Riley's Administrator v. McCord's Administrator

21 Mo. 285 | Mo. | 1855

Scott, Judge,

delivered the opinion of the court.

1. The question in this case is, whether the lien of a mortgage is merged in a judgment obtained in a proceeding under the statute to foreclose the mortgage. If the lien of the mortgage is extinguished by the judgment, the mortgagee is in a dangerous situation, such a one as would induce many mortgagees to forego the remedy provided by the statute; for the mortgage lien being extinguished by the lien of the judgment, obtained in the suit for a foreclosure, and the lien of the judgment taking effect from its rendition, if judgments should have been previously rendered against the mortgagor in favor of others, though subsequent in date to the mortgage, those subsequent judgment creditors would obtain a preference over a prior mortgage, though duly recorded. So proceedings for a foreclosure, under the statute, may be begun where any part of the mortgaged premises are situated. Mortgaged lands may be in several counties. The lien of a judgment is only operative in the county in which it is rendered, so that, in such cases, the mortgage lien will be destroyed. It is the just expectation of the creditor that, when he takes a mortgage, he has a security which lasts until the mortgage debt is paid. This is a reasonable expectation, and it should not be defeated, unless the law plainly requires it. The statute concerning mortgages was designed within itself to afford the mortgagee the means of enforcing the payment of his debt. There is no reason why the mortgagee, in resorting to the statutory remedy, should have his security, if not entirely extinguished, at least very much impaired. We should be loth to adopt such a construction, was there nothing but the general laws concerning judgments and administrations. But the legislature, it seems to us, never contemplated that the security of the mortgagee *288should be lost to him by a resort to the statutory mode of foreclosure.

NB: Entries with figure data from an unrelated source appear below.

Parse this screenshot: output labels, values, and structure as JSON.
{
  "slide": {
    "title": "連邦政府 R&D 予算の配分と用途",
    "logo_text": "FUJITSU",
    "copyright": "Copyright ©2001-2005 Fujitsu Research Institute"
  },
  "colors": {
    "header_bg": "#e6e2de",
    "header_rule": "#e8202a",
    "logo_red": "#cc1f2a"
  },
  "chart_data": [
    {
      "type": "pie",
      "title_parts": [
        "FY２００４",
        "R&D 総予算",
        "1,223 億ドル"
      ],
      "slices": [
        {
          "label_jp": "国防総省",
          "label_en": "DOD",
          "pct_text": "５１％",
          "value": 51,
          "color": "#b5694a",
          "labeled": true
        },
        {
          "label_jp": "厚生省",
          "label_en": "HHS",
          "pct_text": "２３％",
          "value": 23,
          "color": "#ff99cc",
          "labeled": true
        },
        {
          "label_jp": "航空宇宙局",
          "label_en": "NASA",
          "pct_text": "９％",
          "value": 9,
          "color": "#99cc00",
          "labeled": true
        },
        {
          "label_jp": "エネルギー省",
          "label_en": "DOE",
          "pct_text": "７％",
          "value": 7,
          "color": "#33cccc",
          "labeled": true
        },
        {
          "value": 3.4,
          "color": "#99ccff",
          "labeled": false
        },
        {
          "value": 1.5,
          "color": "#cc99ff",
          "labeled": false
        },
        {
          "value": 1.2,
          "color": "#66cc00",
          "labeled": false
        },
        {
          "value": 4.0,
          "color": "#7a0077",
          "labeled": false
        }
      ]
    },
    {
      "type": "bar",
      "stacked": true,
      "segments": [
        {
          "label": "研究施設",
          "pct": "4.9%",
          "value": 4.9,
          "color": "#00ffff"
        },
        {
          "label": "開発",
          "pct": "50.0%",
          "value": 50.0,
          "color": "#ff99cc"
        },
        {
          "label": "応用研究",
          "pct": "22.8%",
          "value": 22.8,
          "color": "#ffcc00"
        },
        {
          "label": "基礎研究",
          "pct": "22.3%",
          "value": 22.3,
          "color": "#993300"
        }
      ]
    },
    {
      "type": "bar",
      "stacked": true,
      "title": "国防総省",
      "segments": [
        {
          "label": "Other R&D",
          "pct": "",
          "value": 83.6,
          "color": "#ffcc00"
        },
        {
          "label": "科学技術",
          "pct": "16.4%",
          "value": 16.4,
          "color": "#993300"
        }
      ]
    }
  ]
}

The 4th and 17th sections of the act concerning mortgages, show that the legislature intended that the proceedings to foreclose a mortgage should not be arrested by the death of the mortgagor. When a judgment is obtained, the enforcement of that judgment is not suspended, as in ordinary cases, by the death of the debtor. The last clause in the 17th section of the act shows this very plainly. The 4th, in allowing the proceedings to be begun against an administrator of the mortgagor or debtor, indicates that it was designed that the process should continue, uninfluenced by any of the provisions of the administration law. Why suffer proceedings to be commenced in that way, when no other result is to be produced than would have resulted from a mere allowance of the demand ?

The process to foreclose the mortgage going on as though the mortgagor had not died, none of the provisions of the statute concerning the administration of estates, which restrain the issuing of an execution against property in the hands of an administrator, have any effect in such case. The mortgage being a lien, created by express contract between the parties, the law does not interfere and control it, as in case of liens created by a mere operation of its own. The case standing unaffected by the administration law, it must be viewed as though it was between the original parties to the mortgage. Assuming then, that three years had expired after the rendition of the judgment, in the proceedings to foreclose the mortgage, whatever effect such efflux of time might have had upon the mere lien of the judgment, if any such thing existed, if the lion of the mortgage continued until it was satisfied, as we have maintained, such efflux could not have affected such lien. Why should it ? The mortgage was recorded. It was unsatisfied. No presumption of payment would arise until after the lapse of twenty years. The judgment itself, although by our statute it ceases to be a lien after three years, is not presumed to be satisfied until after the expiration of twenty years from *289its rendition. Because a judgment has been rendered to foreclose a mortgage, why should the mortgagee be deprived of the security of the mortgage after three years, when the law only presumes the mortgage or lien of a judgment discharged after twenty years. The judgment on the proceedings for a foreclosure would have shown that it was founded on a recorded mortgage. It would have appeared that the judgment itself was unsatisfied-. How, then, could any one have sustained any injury by reason of the want of notice ?

Another view may be taken of this subject. A mortgage creates a lien. It is not a mere lien. It is something more. It is an estate in the land, conditional, it is true; but the condition is, that it shall endure until the debt is satisfied. Why should a judgment unsatisfied destroy this estate against the express stipulation of the parties ?

The act concerning mortgages, sections 4 and 17, shows that the personal representative, meaning the executor or administrator, is a sufficient party for all purposes under this statute.

Judgment reversed, and cause remanded,

Judge Ryland concurring ; Judge Leonard not sitting.